Ces témoignages qui font tous état d’inconvénients liés à la présence des chèvres, sont en soi insuffisants, notamment en ce qu’il sont imprécis sur la fréquence de ces constatations, l’importance du phénomène et le lieux depuis lequel ces inconvénients étaient observés, aucun des témoins n’évoquant notamment des inconvénients constatés depuis l’intérieur de la maison, voire l’avant de la maison, pour justifier de leur caractère anormal compte tenu de l’environnement, alors qu’il n’est pas contesté que ce phénomène a été transitoire, depuis février 2019 selon M. Y,
Mme X s’étant contredite sur la date d’installation de l’enclos évoquant tantôt le début de l’année 2019, tantôt le mois d’octobre «2019» et ayant cessé en mai/juin 2019. Et le préjudice de Mme X n’est par ailleurs pas objectivement établi.
Le jugement entrepris est donc confirmé en ce qu’il a débouté Mme X de sa demande de ce chef.
Au vu de l’issue du présent le litige, le jugement entrepris est également confirmé en ce qu’il a statué sur les frais irrépétibles et les dépens, M. Y supportant les dépens du présent recours et étant équitablement condamné à payer à Mme X une somme de 2 000,00€ sur le fondement des dispositions de l’article 700 du Code de procédure civile au titre de ses frais irrépétibles d’appel.
PAR CES MOTIFS
La Cour
Infirme partiellement le jugement entrepris.
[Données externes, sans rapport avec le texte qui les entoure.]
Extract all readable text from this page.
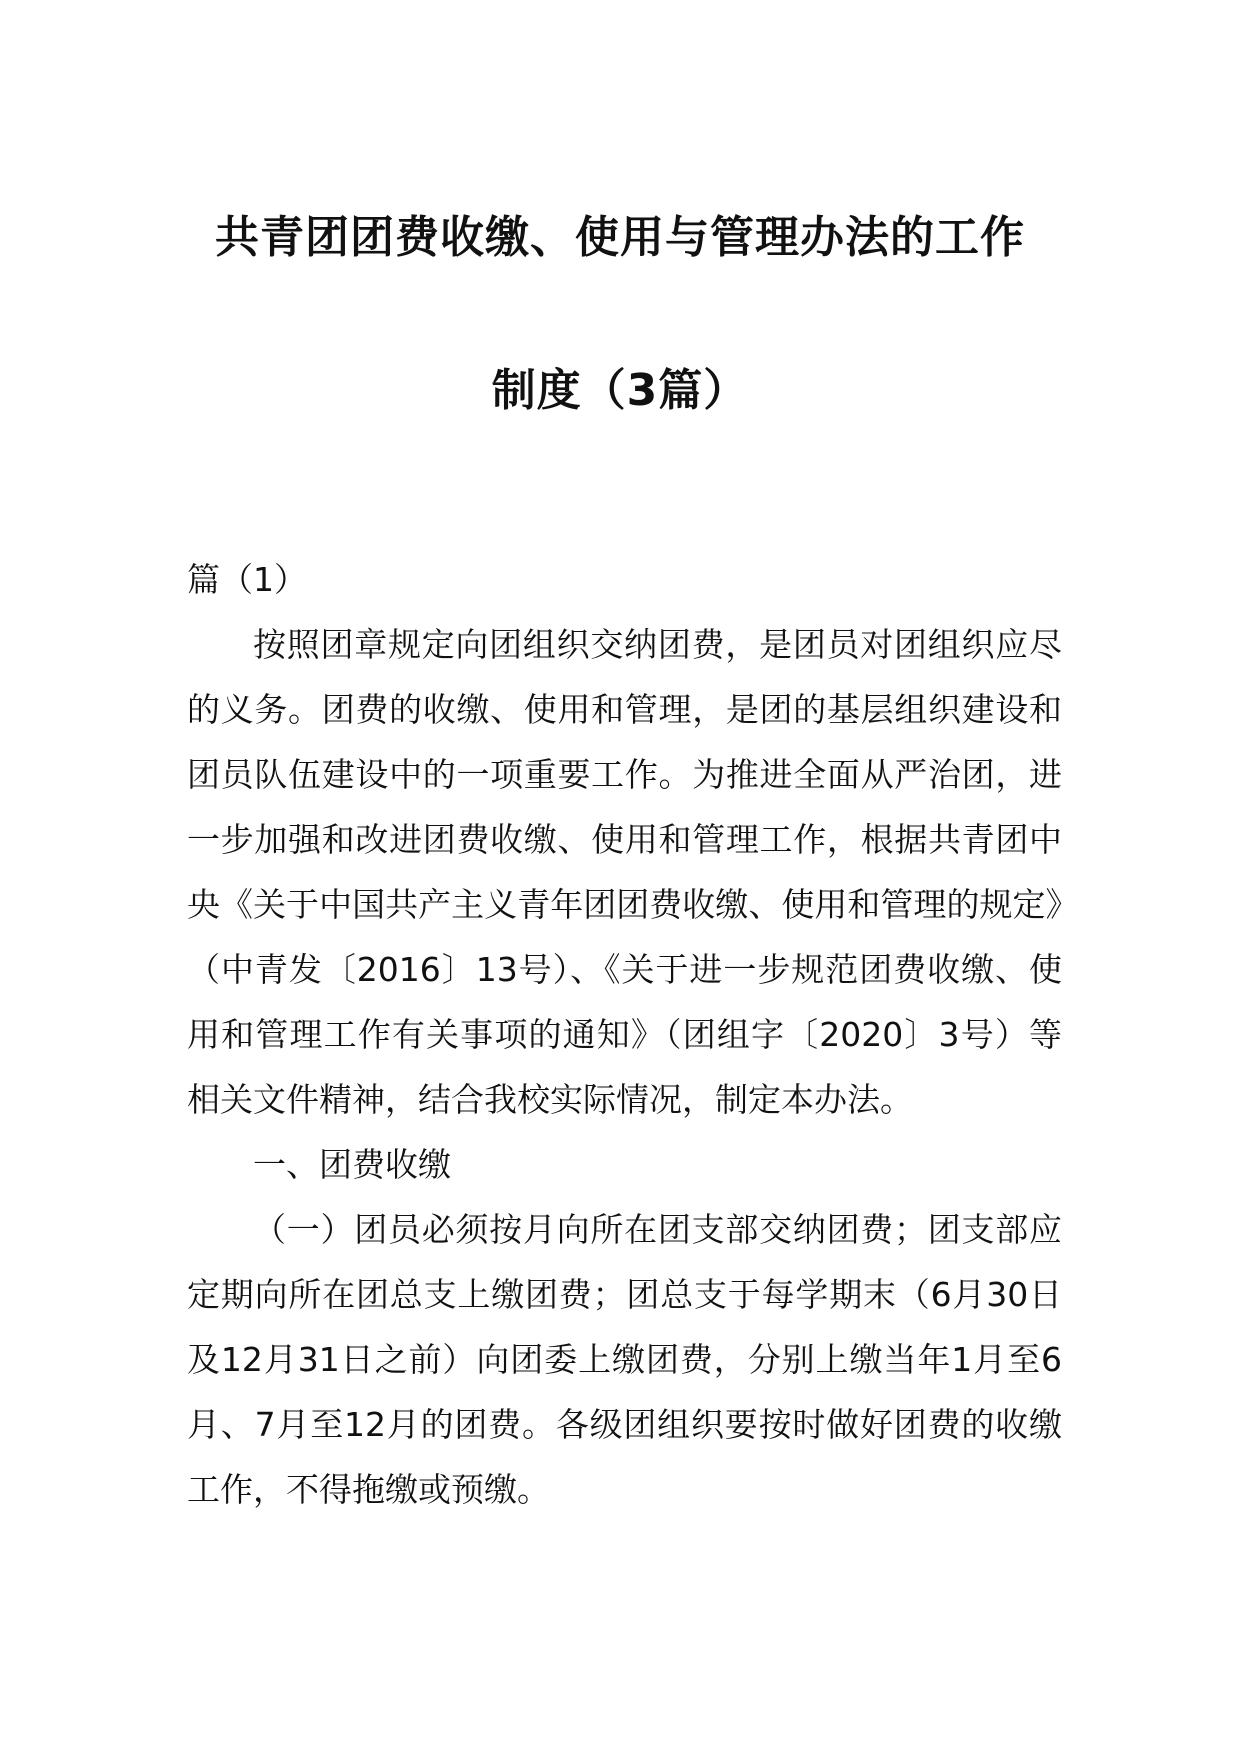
共青团团费收缴、使用与管理办法的工作
制度（3篇）

篇（1）

按照团章规定向团组织交纳团费，是团员对团组织应尽的义务。团费的收缴、使用和管理，是团的基层组织建设和团员队伍建设中的一项重要工作。为推进全面从严治团，进一步加强和改进团费收缴、使用和管理工作，根据共青团中央《关于中国共产主义青年团团费收缴、使用和管理的规定》（中青发〔2016〕13号）、《关于进一步规范团费收缴、使用和管理工作有关事项的通知》（团组字〔2020〕3号）等相关文件精神，结合我校实际情况，制定本办法。

一、团费收缴

（一）团员必须按月向所在团支部交纳团费；团支部应定期向所在团总支上缴团费；团总支于每学期末（6月30日及12月31日之前）向团委上缴团费，分别上缴当年1月至6月、7月至12月的团费。各级团组织要按时做好团费的收缴工作，不得拖缴或预缴。
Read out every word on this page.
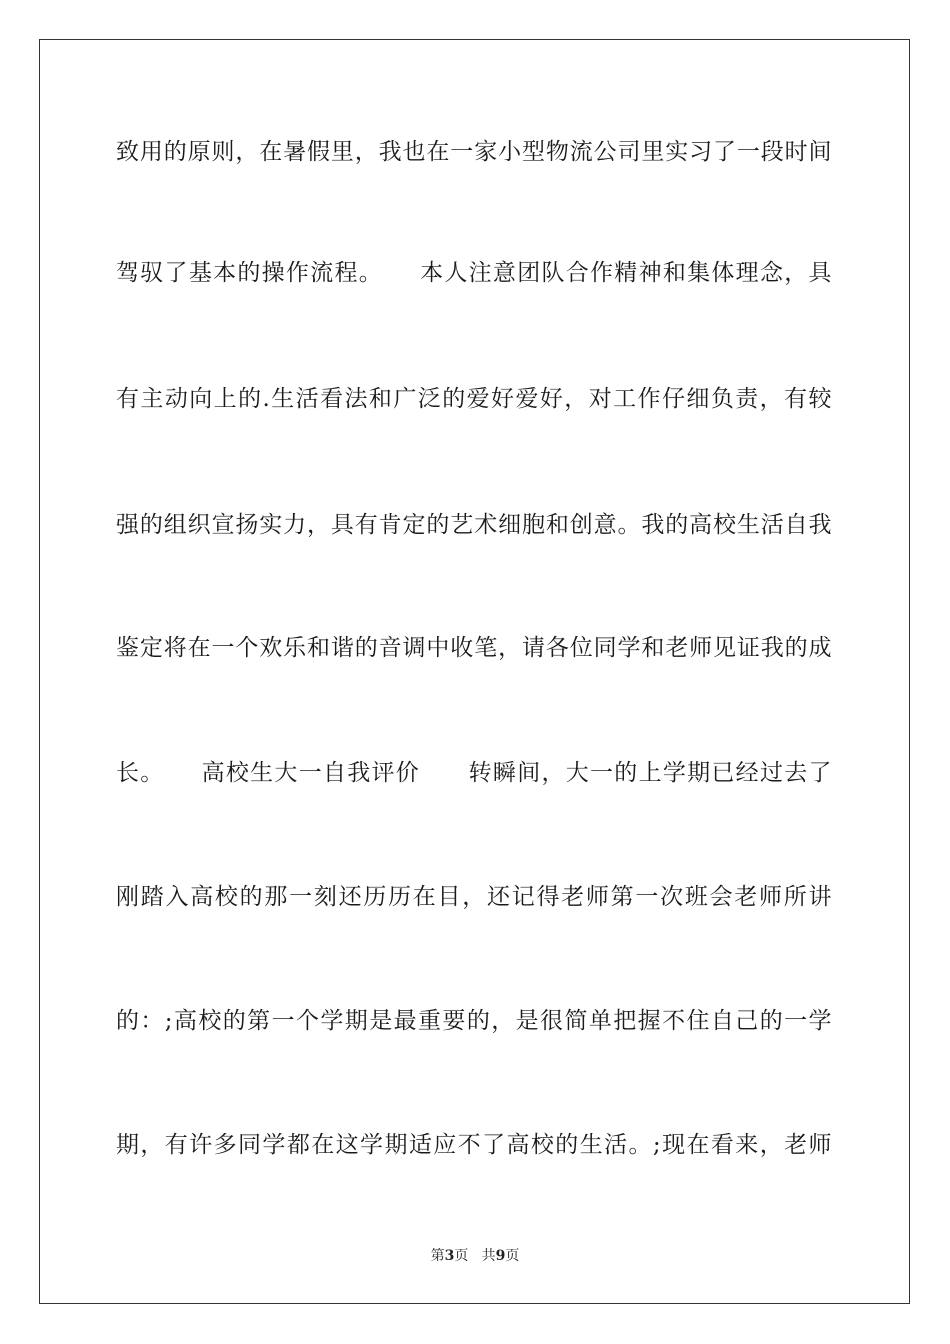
致用的原则，在暑假里，我也在一家小型物流公司里实习了一段时间
驾驭了基本的操作流程。　　本人注意团队合作精神和集体理念，具
有主动向上的.生活看法和广泛的爱好爱好，对工作仔细负责，有较
强的组织宣扬实力，具有肯定的艺术细胞和创意。我的高校生活自我
鉴定将在一个欢乐和谐的音调中收笔，请各位同学和老师见证我的成
长。　　高校生大一自我评价　　转瞬间，大一的上学期已经过去了
刚踏入高校的那一刻还历历在目，还记得老师第一次班会老师所讲
的：;高校的第一个学期是最重要的，是很简单把握不住自己的一学
期，有许多同学都在这学期适应不了高校的生活。;现在看来，老师
第3页 共9页
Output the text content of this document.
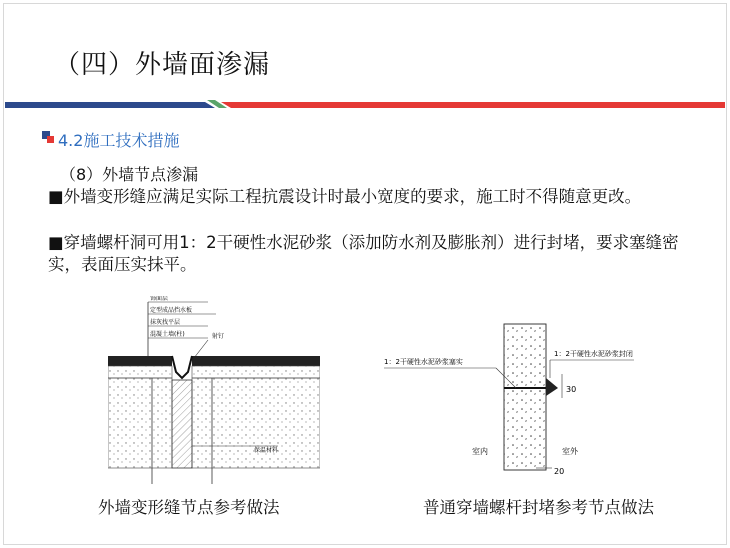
（四）外墙面渗漏
4.2施工技术措施
（8）外墙节点渗漏
■外墙变形缝应满足实际工程抗震设计时最小宽度的要求，施工时不得随意更改。
■穿墙螺杆洞可用1：2干硬性水泥砂浆（添加防水剂及膨胀剂）进行封堵，要求塞缝密实，表面压实抹平。
饰面层
定型成品挡水板
抹灰找平层
混凝土墙(柱)	射钉
保温材料
30
1：2干硬性水泥砂浆塞实
1：2干硬性水泥砂浆封闭
室内	室外
20
外墙变形缝节点参考做法	普通穿墙螺杆封堵参考节点做法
Statuant à nouveau des chefs réformés :
— Condamne M. B Y à payer à Mme D-E X,
*une somme de 1 980,00€ en réparation de la dégradation de son immeuble,
*une somme de 324,09€ en remboursement du coût du constat d’huissier
Confirme le jugement entrepris pour le surplus et y ajoutant :
— Condamne M. B Y à payer à Mme D-E X une somme de 2 000,00€ en application des dispositions de l’article 700 du Code de procédure civile relative
— Condamne M. B Y aux dépens du présent recours.